Yes, the M word… Maths. Maths is a subject which I have never had huge confidence in so knowing that on Wednesday I had to sit in a workshop all about my most dreaded subject was something that I was really not looking forward to. I was actually very nervous. I had this image in my head of being sat in groups and working out maths problems in a scary kind of silence. But, that was not the case at all.
Throughout my time at primary school I hugely lacked in confidence when it came to maths. I always remember being that child who was sat beside a pupil, who I always thought, was smarter than me and felt I needed to look at their answers just so I didn’t get in trouble for not completing the work or having too many wrong answers. Of course this was not the case. The teacher I had would always give me the support I needed- it was just a fear of being embarrassed that I always seemed to have.
Moving on to secondary school- maths was still the subject I dreaded. And this time, it was worse in my mind because ‘high school maths is much worse and harder than primary school maths.’ Even just the little thing of having to buy a scientific calculator rather than just a normal one seemed daunting enough. However, in first year I was put into the middle set which was almost a confidence boost. Although I wasn’t in the top group, I wasn’t in the bottom one either.
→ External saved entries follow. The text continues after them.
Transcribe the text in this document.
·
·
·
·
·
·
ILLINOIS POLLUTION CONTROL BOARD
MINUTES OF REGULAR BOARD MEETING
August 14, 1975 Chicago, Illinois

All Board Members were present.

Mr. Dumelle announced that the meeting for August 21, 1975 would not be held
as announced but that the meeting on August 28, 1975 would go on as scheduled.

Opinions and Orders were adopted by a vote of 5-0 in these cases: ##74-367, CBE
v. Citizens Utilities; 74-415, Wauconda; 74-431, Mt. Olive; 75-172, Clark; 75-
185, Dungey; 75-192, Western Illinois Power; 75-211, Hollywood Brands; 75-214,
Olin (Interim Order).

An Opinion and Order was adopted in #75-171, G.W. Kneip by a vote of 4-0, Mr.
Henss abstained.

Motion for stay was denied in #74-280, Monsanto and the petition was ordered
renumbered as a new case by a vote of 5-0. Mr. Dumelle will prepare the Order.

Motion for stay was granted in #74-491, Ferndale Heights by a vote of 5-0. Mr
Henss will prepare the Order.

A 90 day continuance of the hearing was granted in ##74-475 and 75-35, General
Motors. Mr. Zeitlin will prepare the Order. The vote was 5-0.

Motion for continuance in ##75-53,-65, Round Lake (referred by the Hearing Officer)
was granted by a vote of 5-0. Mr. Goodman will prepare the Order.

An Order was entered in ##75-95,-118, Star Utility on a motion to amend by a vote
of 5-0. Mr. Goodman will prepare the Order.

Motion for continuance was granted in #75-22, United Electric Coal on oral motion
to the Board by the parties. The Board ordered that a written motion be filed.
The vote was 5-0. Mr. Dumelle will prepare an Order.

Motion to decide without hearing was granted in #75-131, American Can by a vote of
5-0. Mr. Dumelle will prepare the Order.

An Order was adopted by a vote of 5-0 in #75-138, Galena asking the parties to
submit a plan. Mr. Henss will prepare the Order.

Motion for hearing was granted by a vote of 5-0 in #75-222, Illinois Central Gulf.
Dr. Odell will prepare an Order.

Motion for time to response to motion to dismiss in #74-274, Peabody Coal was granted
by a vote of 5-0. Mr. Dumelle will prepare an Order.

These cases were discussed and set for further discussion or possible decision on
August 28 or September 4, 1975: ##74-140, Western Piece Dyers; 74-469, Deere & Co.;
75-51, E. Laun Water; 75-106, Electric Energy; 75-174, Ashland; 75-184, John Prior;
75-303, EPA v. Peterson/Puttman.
I had a teacher called Miss McCutcheon and she managed to entirely change my view on maths. She made me, and my whole class, understand that maths is not something that you should be scared of and always made lessons enjoyable. She was a teacher who believed in every single one of her pupils and knew that they would succeed. In third and fourth year I was put into the middle set again aiming for an Intermediate 2 in maths. I feel this is when my maths anxiety returned because I knew I was going to be offically assessed on my mathematical knowledge. I had a different teacher whose teaching style was different from Miss McCutcheon’s, but she took a maths revision class after school on a Thursday. This was great as I could still rely on her for support and that positive push I needed. When teaching maths, I want to be as motivational and encouraging as she was for me throughout my whole time at high school. In fourth year I obtained a C in maths. The fact I’d passed was an absolute miracle in my eyes, but I knew I needed at least a B to get into university. So, I did Intermediate 2 maths again in 5th year, but this time I managed to get an A.
So, although I have an A at Int 2 maths, the thought of this maths workshop was something which scared me a lot. I had no idea what we would be doing. But, we sat in groups and the workshop was taken by Tara Harper whose enthusiasm for maths shines through. She has made me understand, again, that maths should not be something to be nervous about or scared of. We started the workshop with making a scale with 0 to 10 and putting a dot on the point of the line on how confident we are with maths. I rated myself at a 2. Throughout the workshop we spoke about maths in the primary school. From different types of maths to myths about maths. Originally I was scared to think that I would be teaching a subject I have such little confidence in, but it has made me realise that when one of my pupils are struggling with something in maths I will be able to give them the support they need because I know exactly what it is like to be scared and nervous. And when they have that ‘lightbulb’ moment of understanding or getting the right answer I will know that I have done my job correctly and I will feel extremely proud of my pupil.